It is possible to do it yourself, if you are comfortable with these steps...

Take your deed.  Copy it, word-for-word, using the same eggsact format + language.
... Except where it says "Grantor," use the name/address of the current "Grantee(s)."
... and for "Grantee," use the names/addresses of whoever you want to be owners.
... (including yourself)... Also change the "Prepared by" + "Return to" notations.
Then have it signed, witnessed and notarized, just like the old deed.
_It doesn't matter if it's a Warranty Deed or Quitclaim Deed, since it's in the family._

Call the County Clerk's Public Records Division where the TS is located.
Get a fee quote & send them the deed, a check, and a stamped, return envelope.
After the deed is returned, send it to HGVC with a letter saying "This is not a sale."
.


----------



## vincepecoraro (Sep 22, 2015)

I figured it couldn't be that hard. I have done it a few times in OH. 

Thank you all of the help!


----------



## 1Kflyerguy (Oct 1, 2015)

Hello,  slightly different twist on this.

We are taking our first TS trip with friends.  We are heading to Elara later in Oct.  I have two one bedrooms booked, they are on separate reservations, as we are actually staying as part of VIP package.

We will be checking in together, so in theory i don't need a guest certificate.  What are the odds they will change name associated with the second room at time of check-in, or at least allow my friends credit card to be associated with the room for any charges?
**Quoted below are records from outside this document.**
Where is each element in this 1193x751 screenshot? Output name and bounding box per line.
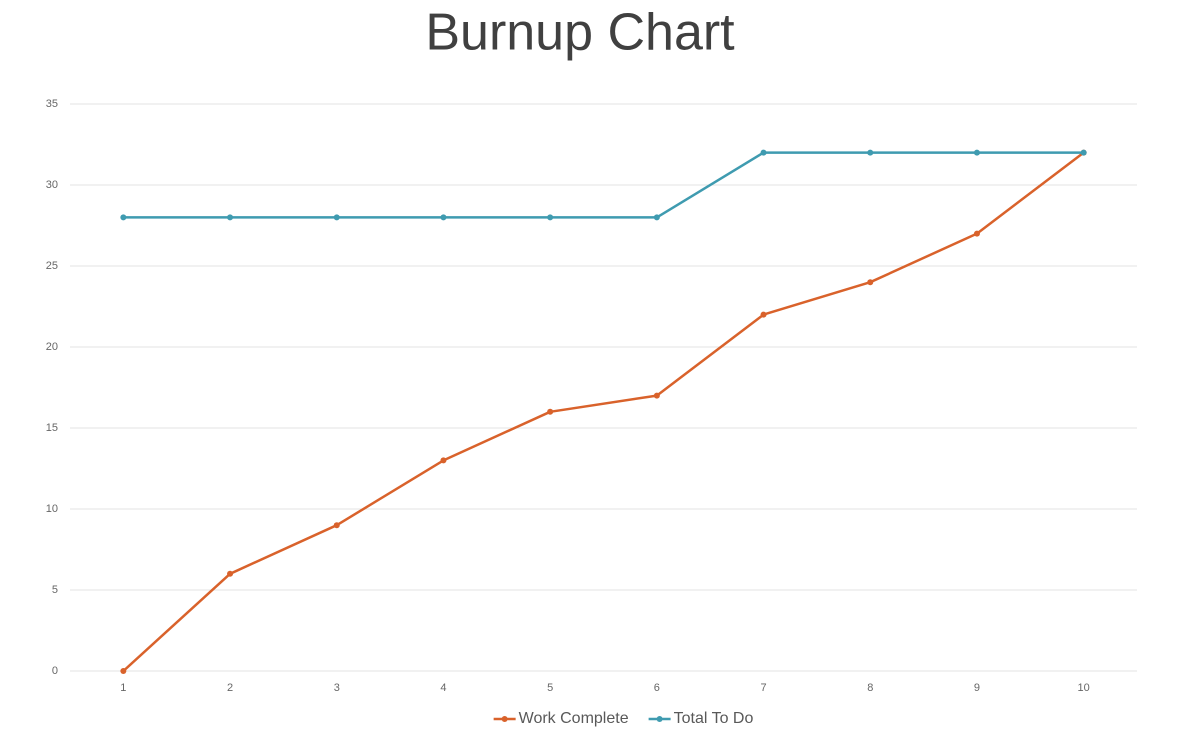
- x-tick-label: 4: [440, 682, 446, 694]
- data-point: [547, 214, 554, 221]
- data-point: [333, 214, 340, 221]
- data-point: [440, 214, 447, 221]
- chart-title: Burnup Chart: [425, 4, 735, 62]
- x-tick-label: 2: [227, 682, 233, 694]
- y-tick-label: 5: [52, 584, 58, 596]
- y-tick-label: 25: [46, 260, 58, 272]
- x-tick-label: 1: [120, 682, 126, 694]
- data-point: [440, 457, 447, 464]
- data-point: [760, 311, 767, 318]
- y-tick-label: 20: [46, 341, 58, 353]
- y-tick-label: 30: [46, 179, 58, 191]
- x-tick-label: 10: [1078, 682, 1090, 694]
- data-point: [227, 214, 234, 221]
- data-point: [547, 408, 554, 415]
- legend-marker: [501, 716, 508, 722]
- data-point: [120, 668, 127, 674]
- legend-marker: [656, 716, 663, 722]
- x-tick-label: 8: [867, 682, 873, 694]
- data-point: [120, 214, 127, 221]
- data-point: [653, 392, 660, 399]
- data-point: [1080, 149, 1087, 156]
- legend-label: Work Complete: [519, 710, 629, 727]
- data-point: [653, 214, 660, 221]
- series-line: [122, 151, 1085, 672]
- y-tick-label: 35: [46, 98, 58, 110]
- data-point: [760, 149, 767, 156]
- data-point: [867, 149, 874, 156]
- y-tick-label: 10: [46, 503, 58, 515]
- x-tick-label: 9: [974, 682, 980, 694]
- legend-label: Total To Do: [674, 710, 754, 727]
- y-tick-label: 0: [52, 665, 58, 677]
- x-tick-label: 3: [334, 682, 340, 694]
- data-point: [973, 149, 980, 156]
- data-point: [227, 570, 234, 577]
- series-line: [123, 151, 1084, 219]
- x-tick-label: 5: [547, 682, 553, 694]
- data-point: [973, 230, 980, 237]
- x-tick-label: 6: [654, 682, 660, 694]
- x-tick-label: 7: [760, 682, 766, 694]
- data-point: [867, 279, 874, 286]
- y-tick-label: 15: [46, 422, 58, 434]
- data-point: [333, 522, 340, 529]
Just trying to avoid the certificate fee if possible, but don't want any hassles either....


----------



## raygo123 (Oct 1, 2015)

If you are VIP, have you used your GC up?  If you have not just call and change the name to their's on the reservation.  It is free. Silver has 5, see page 339.

Sent from my Nexus 7 using Tapatalk


----------



## SmithOp (Oct 1, 2015)

1Kflyerguy said:


> Hello,  slightly different twist on this.
> 
> 
> 
> ...




Ive done similar in Hawaii, had units booked at Kingsland and Bay Club.  I checked in at Kingsland and added my brother-in-laws name at the desk and used his credit card.  They asked for all guest names, up to the 6 limit for the 2br I reserved.


Sent from my iPad using the strange new version of Tapatalk


----------



## JSparling (Oct 1, 2015)

http://tugbbs.com/forums/showthread.php?t=231978


----------



## 1Kflyerguy (Oct 2, 2015)

SmithOp said:


> Ive done similar in Hawaii, had units booked at Kingsland and Bay Club.  I checked in at Kingsland and added my brother-in-laws name at the desk and used his credit card.  They asked for all guest names, up to the 6 limit for the 2br I reserved.
> 
> 
> Sent from my iPad using the strange new version of Tapatalk



Thanks, that is exactly what i am hoping to do!


----------



## Ron98GT (Oct 18, 2016)

*GC Flamingo Question*



SmithOp said:


> Ive done similar in Hawaii, had units booked at Kingsland and Bay Club.  I checked in at Kingsland and added my brother-in-laws name at the desk and used his credit card.  They asked for all guest names, up to the 6 limit for the 2br I reserved.
> 
> 
> Sent from my iPad using the strange new version of Tapatalk


I know this is an old thread, but I thought this would be a good place for my question.

Got a studio for a friend at the HGVC Flamingo starting December 29th for 4 nites, over New Years.  The DW and I will be staying at the HGVC Elara, down the street.  The Flamingo reservation is in my name and I have not gotten a Guest Certificate. 

If I go down to the Flamingo on the 29th, when our friend checks-in, will we be able to have the desk clerk change the name for the reserved room to our friends name and have the Flamingo scan her card for the incidentals, or will we need a GC to do this?  We never had a problem doing this with Marriott, but this is the first time I'm trying this with HGVC.

Thanks,


----------



## Cyberc (Oct 18, 2016)

Ron98GT said:


> I know this is an old thread, but I thought this would be a good place for my question.
> 
> Got a studio for a friend at the HGVC Flamingo starting December 29th for 4 nites, over New Years.  The DW and I will be staying at the HGVC Elara, down the street.  The Flamingo reservation is in my name and I have not gotten a Guest Certificate.
> 
> ...



I would just checkin together with my friend and ask that they use his cc for any purchases. Once you have checked in you could split up and you could go to Elara(very nice resort btw) my understanding is that you only need to be present during checkin.


----------



## SmithOp (Oct 18, 2016)

Ron98GT said:


> I know this is an old thread, but I thought this would be a good place for my question.
> 
> Got a studio for a friend at the HGVC Flamingo starting December 29th for 4 nites, over New Years.  The DW and I will be staying at the HGVC Elara, down the street.  The Flamingo reservation is in my name and I have not gotten a Guest Certificate.
> 
> ...





Yes, you can check a guest in, no certificate required if you are there.  There isn't a requirement that you stay at the same resort.  They will put his name on it and use his credit card for incidentals.


Sent from my iPad using Tapatalk


----------